Si Heidegger affirme que l'Homme connaît deux naissances, la première biologique, palpable, ontologique, la deuxième c'est une naissance dans une culture à travers le langage. Ce rapport au langage détermine l'essence même de l'être et de l'individu dans ses interactions avec le monde extérieur. Outre les dimensions psychologiques de ces interactions, leurs implications politique, sociale et économique traduisent la distance, la position de l'individu entre le performatif (forme extrême de la collision avec le réel, quand le langage et l'action se confondent) et le dilettantisme, quand le lien entre le langage et l'action revêt des formes prosaïques, voire illusoires.

L'illusion de puissance chez le politique
Le « langage » performatif est le propre du Divin, si tant est que ce dernier se manifeste à travers le langage. Il peut l'être aussi pour les puissants de ce monde pour qui aussitôt le « mot » est prononcé, il se traduit en action qui oblige. Le champ politique est propice à cette conception performative du langage en fonction des contraintes qui s'interposent entre le langage et son déploiement dans le réel. En d'autres termes, moins il y a de langage contradictoire porté par des corps intermédiaires qui s'interposent entre le langage du politique et le déploiement et plus le langage devient performatif et obligeant. Ce déploiement pose d'énormes problèmes de faisabilité dans le champ du réel qui lui-même obéit à ses propres règles dans une logique concentrique. L'élimination des corps intermédiaires, n'élimine pas les contingences exogènes à la volonté du politique.
Le politique, ignorant ces contingences, se contente de l'éphémère performativité de son langage, quand ce dernier se suffit à lui-même. Qu'importe si le déploiement se fait dans le réel ou non, l'essentiel c'est l'illusion de puissance que le langage produit chez le politique.

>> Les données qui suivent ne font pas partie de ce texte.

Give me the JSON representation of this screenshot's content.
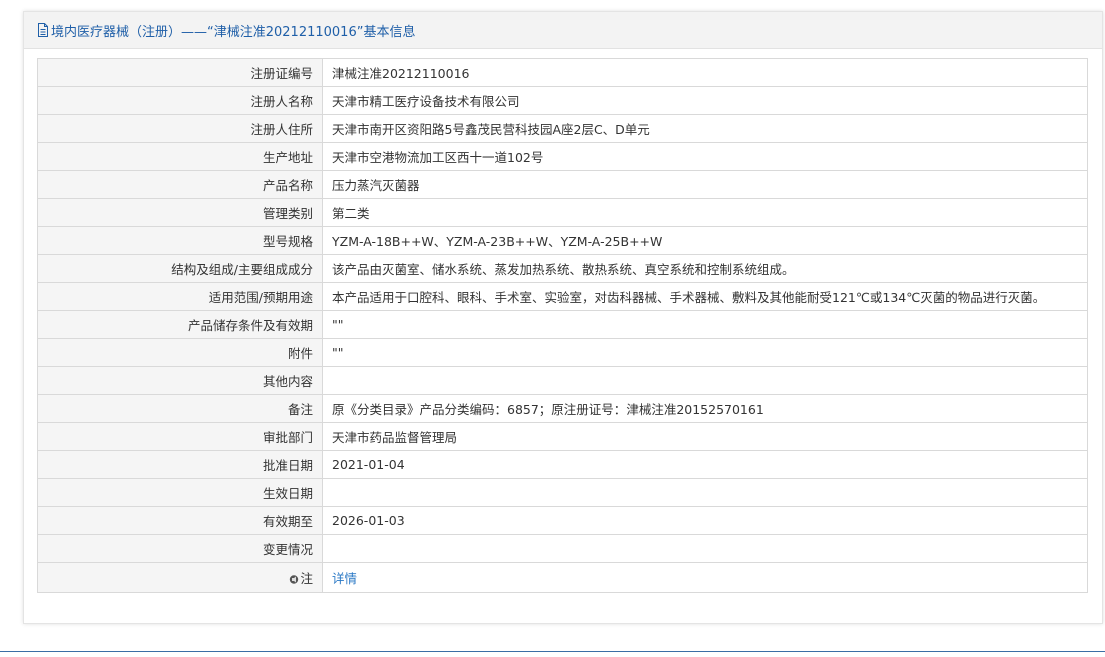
{
  "panel": {
    "title": "境内医疗器械（注册）——“津械注准20212110016”基本信息"
  },
  "rows": [
    {
      "label": "注册证编号",
      "value": "津械注准20212110016"
    },
    {
      "label": "注册人名称",
      "value": "天津市精工医疗设备技术有限公司"
    },
    {
      "label": "注册人住所",
      "value": "天津市南开区资阳路5号鑫茂民营科技园A座2层C、D单元"
    },
    {
      "label": "生产地址",
      "value": "天津市空港物流加工区西十一道102号"
    },
    {
      "label": "产品名称",
      "value": "压力蒸汽灭菌器"
    },
    {
      "label": "管理类别",
      "value": "第二类"
    },
    {
      "label": "型号规格",
      "value": "YZM-A-18B++W、YZM-A-23B++W、YZM-A-25B++W"
    },
    {
      "label": "结构及组成/主要组成成分",
      "value": "该产品由灭菌室、储水系统、蒸发加热系统、散热系统、真空系统和控制系统组成。"
    },
    {
      "label": "适用范围/预期用途",
      "value": "本产品适用于口腔科、眼科、手术室、实验室，对齿科器械、手术器械、敷料及其他能耐受121℃或134℃灭菌的物品进行灭菌。"
    },
    {
      "label": "产品储存条件及有效期",
      "value": "\"\""
    },
    {
      "label": "附件",
      "value": "\"\""
    },
    {
      "label": "其他内容",
      "value": ""
    },
    {
      "label": "备注",
      "value": "原《分类目录》产品分类编码：6857；原注册证号：津械注准20152570161"
    },
    {
      "label": "审批部门",
      "value": "天津市药品监督管理局"
    },
    {
      "label": "批准日期",
      "value": "2021-01-04"
    },
    {
      "label": "生效日期",
      "value": ""
    },
    {
      "label": "有效期至",
      "value": "2026-01-03"
    },
    {
      "label": "变更情况",
      "value": ""
    }
  ],
  "note_row": {
    "label": "注",
    "link": "详情"
  },
  "icons": {
    "header": "document-icon",
    "note": "speaker-icon"
  }
}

Quand, par exemple, un président dit qu'il « combat la corruption », le déploiement de ce langage dans le réel se heurte aux contingences extérieures qui rendent ce langage « creux ». On assiste à la perte de la parole « pleine » et à l'avènement de l'Homme vide comme le dit le poète T.S. Eliot « The Hollow Men ». Lacan désigne cet avènement de l'Homme vide ou creux, comme l'expression de l'inauthenticité, de l'aliénation, voire de la folie.

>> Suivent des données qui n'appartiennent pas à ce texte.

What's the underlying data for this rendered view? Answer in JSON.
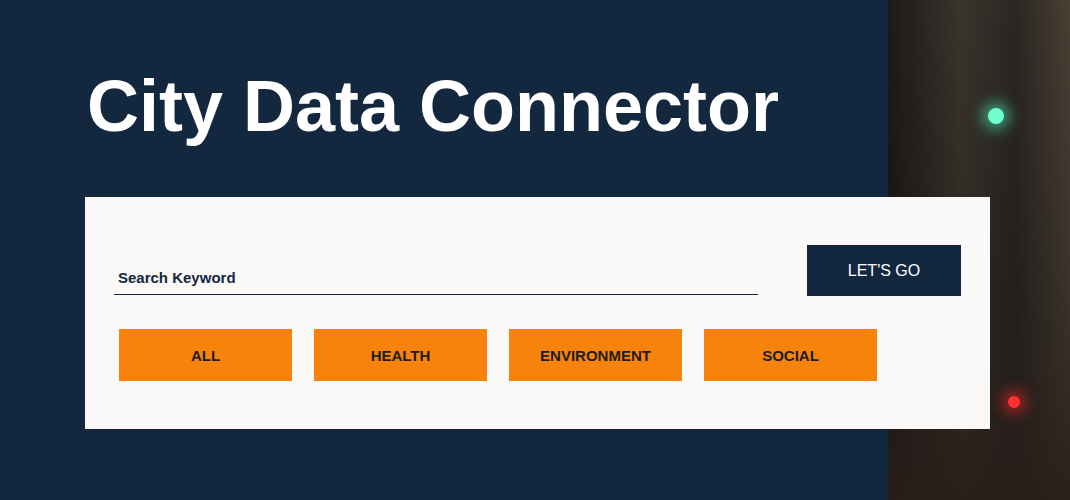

A l'inverse de l'Homme politique, le poète voue au langage un « respect » qui concourt à l'authenticité et à la coïncidence entre la pensée/sentiment et le langage déployé. La poétesse Souad Essabah identifie ce rapport peu sérieux avec le langage chez les Hommes bernés de puissance illusoire. Elle se propose comme l'antithèse de l'Homme au langage performatif soulignant, dans un de ses poèmes, son incapacité à traduire en langage l'authenticité d'un sentiment enfoui qui peine à exister faute de langage approprié quand elle avoue « que le langage se perd à l'embouchure de ses lèvres » (wa ana yatouhou a'la femi etta'birou). Par là-même, elle fait preuve de cette authenticité qui manque à l'Homme à la puissance illusoire. Cette authenticité traduit le « respect » que la poétesse a pour le langage souvent malmené, galvaudé par des êtres ivres de puissance.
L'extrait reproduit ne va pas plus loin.